Key Diagnostic Tests
- Hardness: ~6.5–7 (scratches glass; comparable to jadeite, harder than serpentine imitations).
- Streak: white.
- Cleavage: none — conchoidal/granular fracture (garnet).
- Density: high, ~3.4–3.6 (heavier than nephrite ~2.95 and jadeite ~3.3).
- Inclusions: small black magnetite/chromite spots are common and characteristic.
Common Look-Alikes
- Jadeite (true jade): density ~3.3, granular interlocking texture, and dimpled 'orange-peel' polish; gemological testing (refractive index, spectroscopy) separates them. Hydrogrossular is typically denser and more uniformly mottled.
- Nephrite jade: lower density (~2.95), tougher fibrous texture, often more even color.
- Serpentine ('new jade'): much softer (~2.5–4, scratched by a knife), lighter.
- Green aventurine quartz: shows glittery mica flecks, lower density (~2.65), hardness 7.
- Chrysoprase: translucent even green chalcedony, no black spots, hardness 7, density ~2.6.
High density + hardness ~7 + black spots + mottled green + no cleavage points to hydrogrossular (Transvaal jade).
Where It Is Found
The classic source is the Transvaal (Bushveld region) of South Africa, hence the name. Similar hydrogrossular occurs in Pakistan, Myanmar, Canada, New Zealand, and the USA.
Frequently asked questions
Is Transvaal jade real jade?
No. Transvaal jade is a trade name for massive green hydrogrossular garnet from South Africa; it imitates jade but is a garnet, not jadeite or nephrite.

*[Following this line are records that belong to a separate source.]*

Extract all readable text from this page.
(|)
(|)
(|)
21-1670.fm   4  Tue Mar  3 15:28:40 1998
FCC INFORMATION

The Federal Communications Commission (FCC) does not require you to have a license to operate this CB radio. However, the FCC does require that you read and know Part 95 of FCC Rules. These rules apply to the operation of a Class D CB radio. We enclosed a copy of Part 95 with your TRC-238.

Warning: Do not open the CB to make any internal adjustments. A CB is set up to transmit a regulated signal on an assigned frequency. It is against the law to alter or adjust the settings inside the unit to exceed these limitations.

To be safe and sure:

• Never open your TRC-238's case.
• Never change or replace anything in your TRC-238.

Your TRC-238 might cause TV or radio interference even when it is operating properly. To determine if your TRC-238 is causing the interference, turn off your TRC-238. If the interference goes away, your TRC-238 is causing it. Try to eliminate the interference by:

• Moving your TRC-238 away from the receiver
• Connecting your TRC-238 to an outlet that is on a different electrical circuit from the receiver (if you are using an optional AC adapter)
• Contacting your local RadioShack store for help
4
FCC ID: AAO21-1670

How can you tell Transvaal jade from real jade?
Transvaal jade is denser (about 3.4–3.6) than nephrite and usually jadeite, often shows small black mineral spots and a granular sugary texture, and gemological refractive-index testing confirms it as hydrogrossular garnet.
What does Transvaal jade look like?
It is a compact, translucent-to-opaque mottled green stone, frequently with cloudy white patches and tiny black inclusions, polished to a vitreous-to-greasy sheen like jade.
Is Transvaal jade valuable?
It is an attractive, durable ornamental and carving stone but is far less valued than true jadeite jade; its worth comes from its decorative use, not from being jade.